An increasing number of farms using irrigation implemented water and energy conservation practices

At the Canada level, in 2018, the most widespread practices implemented to conserve water or energy were incorporating compost or other organic matter into soil (18%), watering at night or in the morning (18%), and using water or energy saving nozzles (17%). Increases in the use of conservation practices by farms over the period were noteworthy in Saskatchewan, which reported an increase of 75%, followed by the Atlantic Provinces (+62%).

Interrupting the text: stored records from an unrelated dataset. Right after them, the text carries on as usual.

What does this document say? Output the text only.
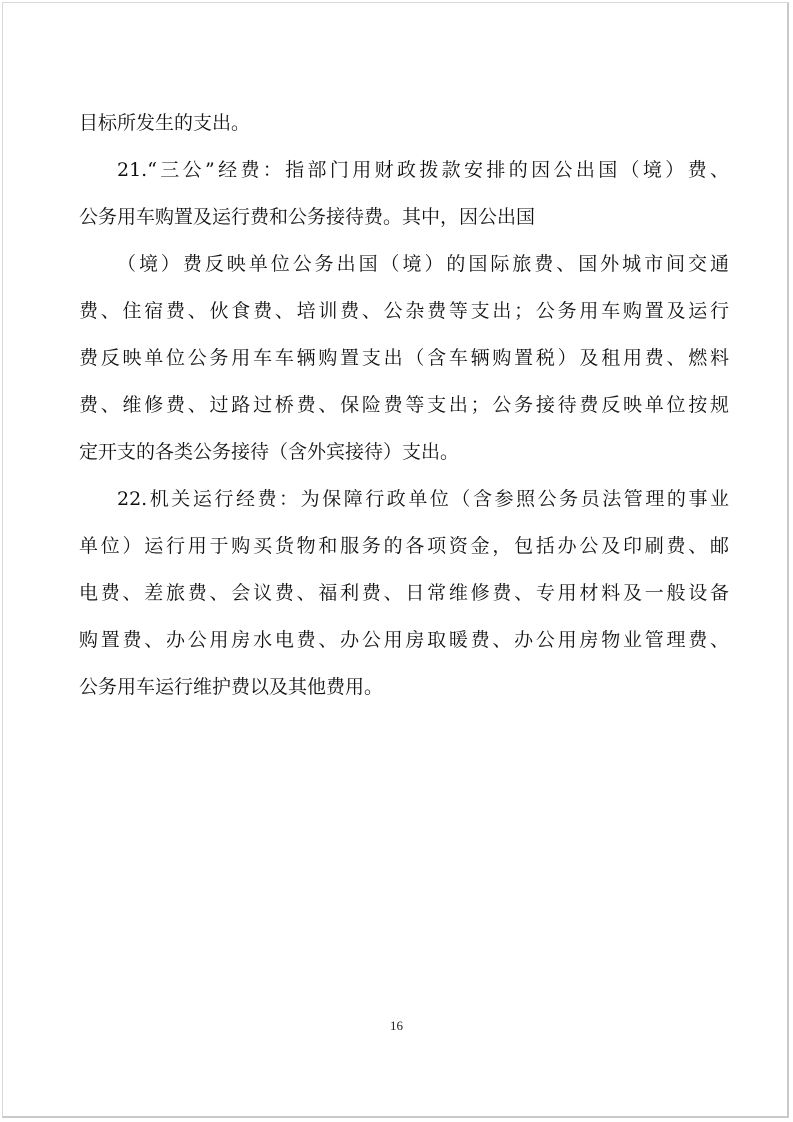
目标所发生的支出。
21.“三公”经费：指部门用财政拨款安排的因公出国（境）费、
公务用车购置及运行费和公务接待费。其中，因公出国
（境）费反映单位公务出国（境）的国际旅费、国外城市间交通
费、住宿费、伙食费、培训费、公杂费等支出；公务用车购置及运行
费反映单位公务用车车辆购置支出（含车辆购置税）及租用费、燃料
费、维修费、过路过桥费、保险费等支出；公务接待费反映单位按规
定开支的各类公务接待（含外宾接待）支出。
22.机关运行经费：为保障行政单位（含参照公务员法管理的事业
单位）运行用于购买货物和服务的各项资金，包括办公及印刷费、邮
电费、差旅费、会议费、福利费、日常维修费、专用材料及一般设备
购置费、办公用房水电费、办公用房取暖费、办公用房物业管理费、
公务用车运行维护费以及其他费用。
16
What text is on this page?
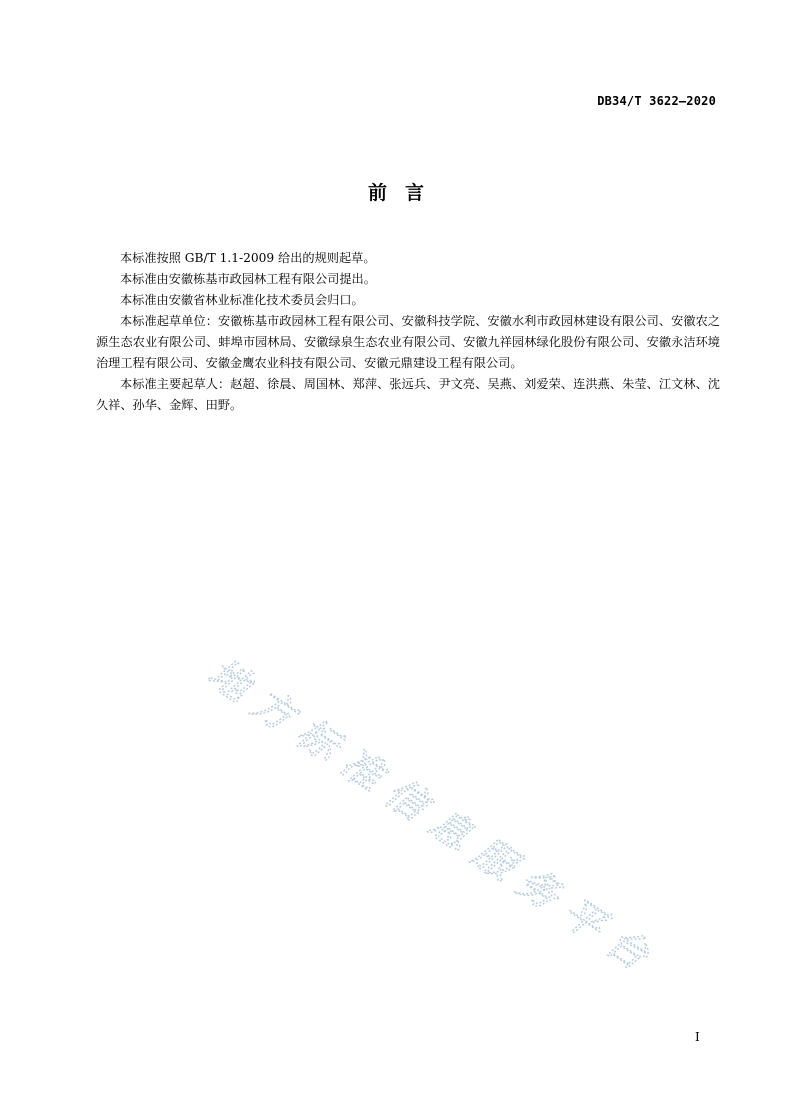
DB34/T 3622—2020
前言

本标准按照 GB/T 1.1-2009 给出的规则起草。

本标准由安徽栋基市政园林工程有限公司提出。

本标准由安徽省林业标准化技术委员会归口。

本标准起草单位：安徽栋基市政园林工程有限公司、安徽科技学院、安徽水利市政园林建设有限公司、安徽农之源生态农业有限公司、蚌埠市园林局、安徽绿泉生态农业有限公司、安徽九祥园林绿化股份有限公司、安徽永洁环境治理工程有限公司、安徽金鹰农业科技有限公司、安徽元鼎建设工程有限公司。

本标准主要起草人：赵超、徐晨、周国林、郑萍、张远兵、尹文亮、吴燕、刘爱荣、连洪燕、朱莹、江文林、沈久祥、孙华、金辉、田野。

地方标准信息服务平台
I
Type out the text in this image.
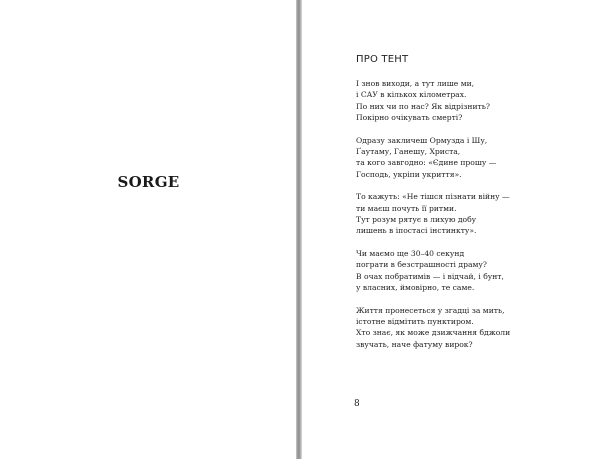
SORGE
ПРО ТЕНТ
І знов виходи, а тут лише ми,
і САУ в кількох кілометрах.
По них чи по нас? Як відрізнить?
Покірно очікувать смерті?
Одразу закличеш Ормузда і Шу,
Ґаутаму, Ганешу, Христа,
та кого завгодно: «Єдине прошу —
Господь, укріпи укриття».
То кажуть: «Не тішся пізнати війну —
ти маєш почуть її ритми.
Тут розум рятує в лихую добу
лишень в іпостасі інстинкту».
Чи маємо ще 30–40 секунд
пограти в безстрашності драму?
В очах побратимів — і відчай, і бунт,
у власних, ймовірно, те саме.
Життя пронесеться у згадці за мить,
істотне відмітить пунктиром.
Хто знає, як може дзижчання бджоли
звучать, наче фатуму вирок?
8
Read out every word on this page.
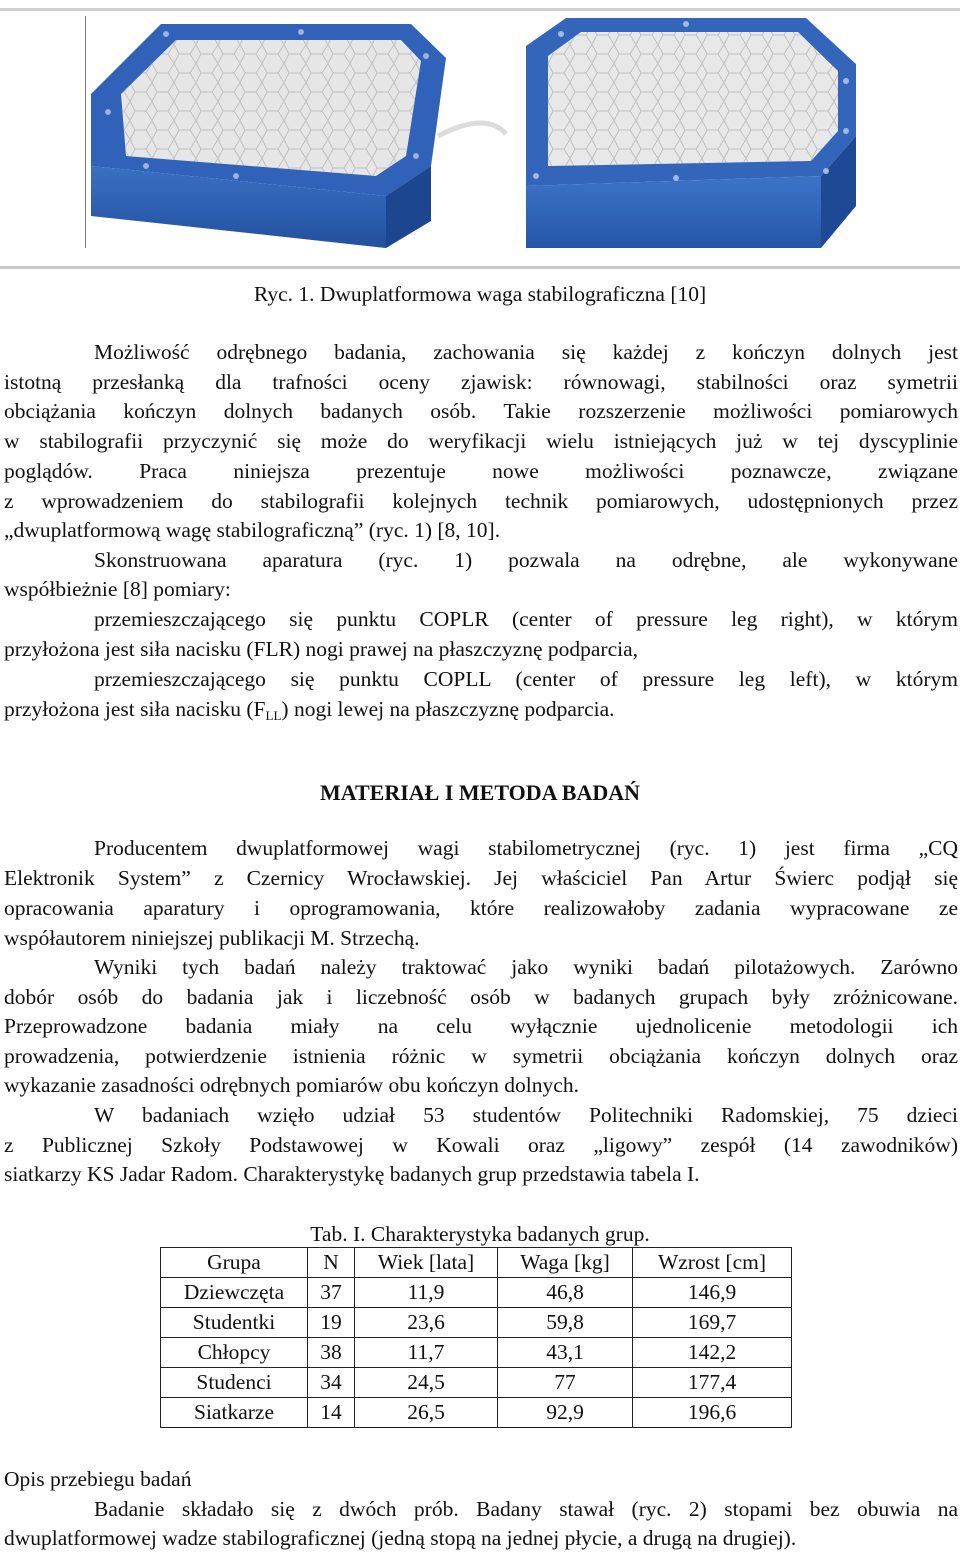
Ryc. 1. Dwuplatformowa waga stabilograficzna [10]
Możliwość odrębnego badania, zachowania się każdej z kończyn dolnych jest
istotną przesłanką dla trafności oceny zjawisk: równowagi, stabilności oraz symetrii
obciążania kończyn dolnych badanych osób. Takie rozszerzenie możliwości pomiarowych
w stabilografii przyczynić się może do weryfikacji wielu istniejących już w tej dyscyplinie
poglądów. Praca niniejsza prezentuje nowe możliwości poznawcze, związane
z wprowadzeniem do stabilografii kolejnych technik pomiarowych, udostępnionych przez
„dwuplatformową wagę stabilograficzną” (ryc. 1) [8, 10].
Skonstruowana aparatura (ryc. 1) pozwala na odrębne, ale wykonywane
współbieżnie [8] pomiary:
przemieszczającego się punktu COPLR (center of pressure leg right), w którym
przyłożona jest siła nacisku (FLR) nogi prawej na płaszczyznę podparcia,
przemieszczającego się punktu COPLL (center of pressure leg left), w którym
przyłożona jest siła nacisku $(F_{LL})$ nogi lewej na płaszczyznę podparcia.
MATERIAŁ I METODA BADAŃ
Producentem dwuplatformowej wagi stabilometrycznej (ryc. 1) jest firma „CQ
Elektronik System” z Czernicy Wrocławskiej. Jej właściciel Pan Artur Świerc podjął się
opracowania aparatury i oprogramowania, które realizowałoby zadania wypracowane ze
współautorem niniejszej publikacji M. Strzechą.
Wyniki tych badań należy traktować jako wyniki badań pilotażowych. Zarówno
dobór osób do badania jak i liczebność osób w badanych grupach były zróżnicowane.
Przeprowadzone badania miały na celu wyłącznie ujednolicenie metodologii ich
prowadzenia, potwierdzenie istnienia różnic w symetrii obciążania kończyn dolnych oraz
wykazanie zasadności odrębnych pomiarów obu kończyn dolnych.
W badaniach wzięło udział 53 studentów Politechniki Radomskiej, 75 dzieci
z Publicznej Szkoły Podstawowej w Kowali oraz „ligowy” zespół (14 zawodników)
siatkarzy KS Jadar Radom. Charakterystykę badanych grup przedstawia tabela I.
Tab. I. Charakterystyka badanych grup.
Grupa	N	Wiek [lata]	Waga [kg]	Wzrost [cm]
Dziewczęta	37	11,9	46,8	146,9
Studentki	19	23,6	59,8	169,7
Chłopcy	38	11,7	43,1	142,2
Studenci	34	24,5	77	177,4
Siatkarze	14	26,5	92,9	196,6
Opis przebiegu badań
Badanie składało się z dwóch prób. Badany stawał (ryc. 2) stopami bez obuwia na
dwuplatformowej wadze stabilograficznej (jedną stopą na jednej płycie, a drugą na drugiej).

Chart 3 Water and energy conservation practices implemented among Canadian farms that reported irrigating, 2012 to 2018

Data table for Chart 3 
Data table for Chart 3
Table summary
This table displays the results of Data table for Chart 3. The information is grouped by Conservation practices (appearing as row headers), Number of farms (appearing as column headers).
Conservation practices Number of farms
2012 2014 2016 2018
Wind breaks 1,420 1,150 2,035 1,690
Leaving stubble on fields 2,575 2,650 4,015 3,555
Watering at night or in the morning 4,090 3,320 4,760 3,745
Pressure reduction 2,905 3,020 4,000 3,395
Water or energy saving nozzles 3,275 3,285 4,230 3,625
Incorporating compost or other organic matter into soil 3,115 3,275 4,220 3,860
Other methods or devices 610 985 1,315 1,030
No conservation practices 510 245 390 380

As the majority of the irrigating farms were in British Columbia and Alberta, these provinces also had the highest share of all Canadian farms implementing conservation practices, with 37% and 31%, respectively. Combining all provinces and practices, 2016 was the year when the highest number of practices were implemented.